By Julie Kish

Scarborough is featured prominently in Leanne Toshiko Simpson’s debut novel, Never Been Better. The Mowat Collegiate graduate (class of 2010) has written a romantic comedy featuring three friends who meet while confined to a psychiatric ward in a Scarborough hospital.

Never Been Better is a witty story about a destination wedding, but it’s also about the serious issue of mental illness. The three main characters all have bipolar disorder. See review

“People hear it’s a mental health story, and they think it’s going to be really sad,” said Leanne. “In books and movies, mental illness is often used as a plot device, or it makes up someone’s whole character, but people with mental illness live very full lives. Don’t they deserve love stories and happily ever after?”

Leanne is speaking from personal experience. In her final year at Mowat, she was diagnosed with bipolar disorder, a significant psychiatric illness that can be treated but not cured. Leanne says her life from age 17 to 24 was “really hard.” She was too sick to finish high school or graduate with her classmates. “They just froze my marks and passed me because I had already won a scholarship to the University of Toronto.”

Over the following years, she was on 21 different medications until the doctors finally found the right combination for her.

Despite these challenges, Leanne excelled at university, earning a bachelor’s degree and two master’s degrees. She won a creative writing contest at the University of Toronto Scarborough in 2014 and was named Scarborough’s Emerging Writer in 2016. Leanne is currently working on her Doctorate at the University of Toronto and teaching undergraduate classes. She has also worked on the “Bell Let’s Talk” campaign to increase awareness about mental health.
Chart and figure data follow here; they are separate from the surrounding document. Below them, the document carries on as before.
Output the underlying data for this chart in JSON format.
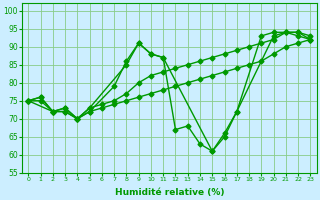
{
  "xlabel": "Humidité relative (%)",
  "background_color": "#cceeff",
  "grid_color": "#88cc88",
  "line_color": "#009900",
  "marker": "D",
  "markersize": 2.5,
  "linewidth": 1.0,
  "ylim": [
    55,
    102
  ],
  "xlim": [
    -0.5,
    23.5
  ],
  "yticks": [
    55,
    60,
    65,
    70,
    75,
    80,
    85,
    90,
    95,
    100
  ],
  "xticks": [
    0,
    1,
    2,
    3,
    4,
    5,
    6,
    7,
    8,
    9,
    10,
    11,
    12,
    13,
    14,
    15,
    16,
    17,
    18,
    19,
    20,
    21,
    22,
    23
  ],
  "series": [
    {
      "x": [
        0,
        1,
        2,
        3,
        4,
        5,
        8,
        9,
        10,
        11,
        15,
        16,
        17,
        20,
        21,
        22,
        23
      ],
      "y": [
        75,
        76,
        72,
        73,
        70,
        73,
        85,
        91,
        88,
        87,
        61,
        66,
        72,
        93,
        94,
        94,
        92
      ]
    },
    {
      "x": [
        0,
        1,
        2,
        3,
        4,
        5,
        6,
        7,
        8,
        9,
        10,
        11,
        12,
        13,
        14,
        15,
        16,
        17,
        18,
        19,
        20,
        21,
        22,
        23
      ],
      "y": [
        75,
        76,
        72,
        73,
        70,
        73,
        74,
        75,
        77,
        80,
        82,
        83,
        84,
        85,
        86,
        87,
        88,
        89,
        90,
        91,
        92,
        94,
        94,
        93
      ]
    },
    {
      "x": [
        0,
        1,
        2,
        3,
        4,
        5,
        6,
        7,
        8,
        9,
        10,
        11,
        12,
        13,
        14,
        15,
        16,
        17,
        18,
        19,
        20,
        21,
        22,
        23
      ],
      "y": [
        75,
        75,
        72,
        72,
        70,
        72,
        73,
        74,
        75,
        76,
        77,
        78,
        79,
        80,
        81,
        82,
        83,
        84,
        85,
        86,
        88,
        90,
        91,
        92
      ]
    },
    {
      "x": [
        0,
        2,
        3,
        4,
        5,
        7,
        8,
        9,
        10,
        11,
        12,
        13,
        14,
        15,
        16,
        17,
        19,
        20,
        21,
        22,
        23
      ],
      "y": [
        75,
        72,
        72,
        70,
        72,
        79,
        86,
        91,
        88,
        87,
        67,
        68,
        63,
        61,
        65,
        72,
        93,
        94,
        94,
        93,
        92
      ]
    }
  ]
}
In addition to writing a novel and earning three degrees, Leanne somehow found the time to get married and have a baby. She admits she doesn’t have much time for writing at the moment, but her novel was already finished when her son was born six months ago.

She spent six years, on and off, working on her novel. Initially, she considered writing a memoir but decided to write this fictional story.
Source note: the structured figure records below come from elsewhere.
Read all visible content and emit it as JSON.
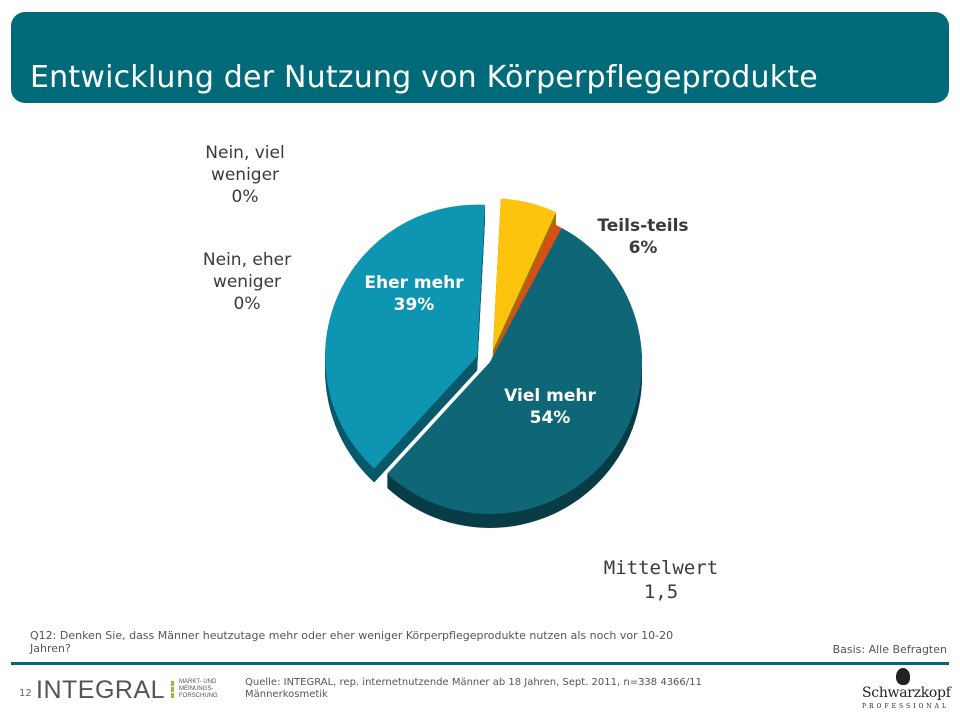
{
  "title": "Entwicklung der Nutzung von Körperpflegeprodukte",
  "chart_data": {
    "type": "pie",
    "slices": [
      {
        "label": "Eher mehr",
        "value": 39,
        "value_label": "39%",
        "color": "#0d95b1"
      },
      {
        "label": "Teils-teils",
        "value": 6,
        "value_label": "6%",
        "color": "#fcc40c"
      },
      {
        "label": "Viel mehr",
        "value": 54,
        "value_label": "54%",
        "color": "#0e6676"
      },
      {
        "label": "Nein, eher weniger",
        "value": 0,
        "value_label": "0%",
        "color": "#d94f13"
      },
      {
        "label": "Nein, viel weniger",
        "value": 0,
        "value_label": "0%",
        "color": "#d94f13"
      }
    ],
    "extra_slice_color": "#d94f13"
  },
  "labels": {
    "nein_viel": {
      "line1": "Nein, viel",
      "line2": "weniger",
      "value": "0%"
    },
    "nein_eher": {
      "line1": "Nein, eher",
      "line2": "weniger",
      "value": "0%"
    },
    "teils": {
      "line1": "Teils-teils",
      "value": "6%"
    },
    "eher_mehr": {
      "line1": "Eher mehr",
      "value": "39%"
    },
    "viel_mehr": {
      "line1": "Viel mehr",
      "value": "54%"
    }
  },
  "mean": {
    "label": "Mittelwert",
    "value": "1,5"
  },
  "question": "Q12: Denken Sie, dass Männer heutzutage mehr oder eher weniger Körperpflegeprodukte nutzen als noch vor 10-20 Jahren?",
  "basis": "Basis: Alle Befragten",
  "footer": {
    "page_number": "12",
    "logo_text": "INTEGRAL",
    "logo_sub": [
      "MARKT- UND",
      "MEINUNGS-",
      "FORSCHUNG"
    ],
    "source": "Quelle: INTEGRAL, rep. internetnutzende Männer ab 18 Jahren, Sept. 2011, n=338 4366/11 Männerkosmetik",
    "brand": "Schwarzkopf",
    "brand_sub": "PROFESSIONAL"
  }
}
“Fiction allows you to get at the truth of something without having to wound yourself or anyone else to do it,” Leanne said.

The characters in her novel are composites, and the story is “a mash-up of things that have happened and things that haven’t happened,” she said. In the book, there is a reference to the characters hauling a sofa onto a store roof to watch the sunset, and Leanne confirms this is an experience from her youth.

Leanne loved growing up in the West Rouge area. “We lived for the West Rouge Fun Fair and the community centre dances.”

“Scarborough is a beautiful, vibrant and community-oriented place, and this is how it is represented in my novel,” Leanne said. Although she lives in the Riverdale area now, Leanne visits Scarborough often since her parents still live in West Rouge.

Leanne believes she has managed better than others with her diagnosis because she was diagnosed young and has a very supportive family. Still, she is clearly an exceptionally strong young woman. She is also brilliant, incredibly resilient and exceptionally brave. She has already started working on her next novel.

Never Been Better is published by HarperCollins and will be available for purchase on March 5.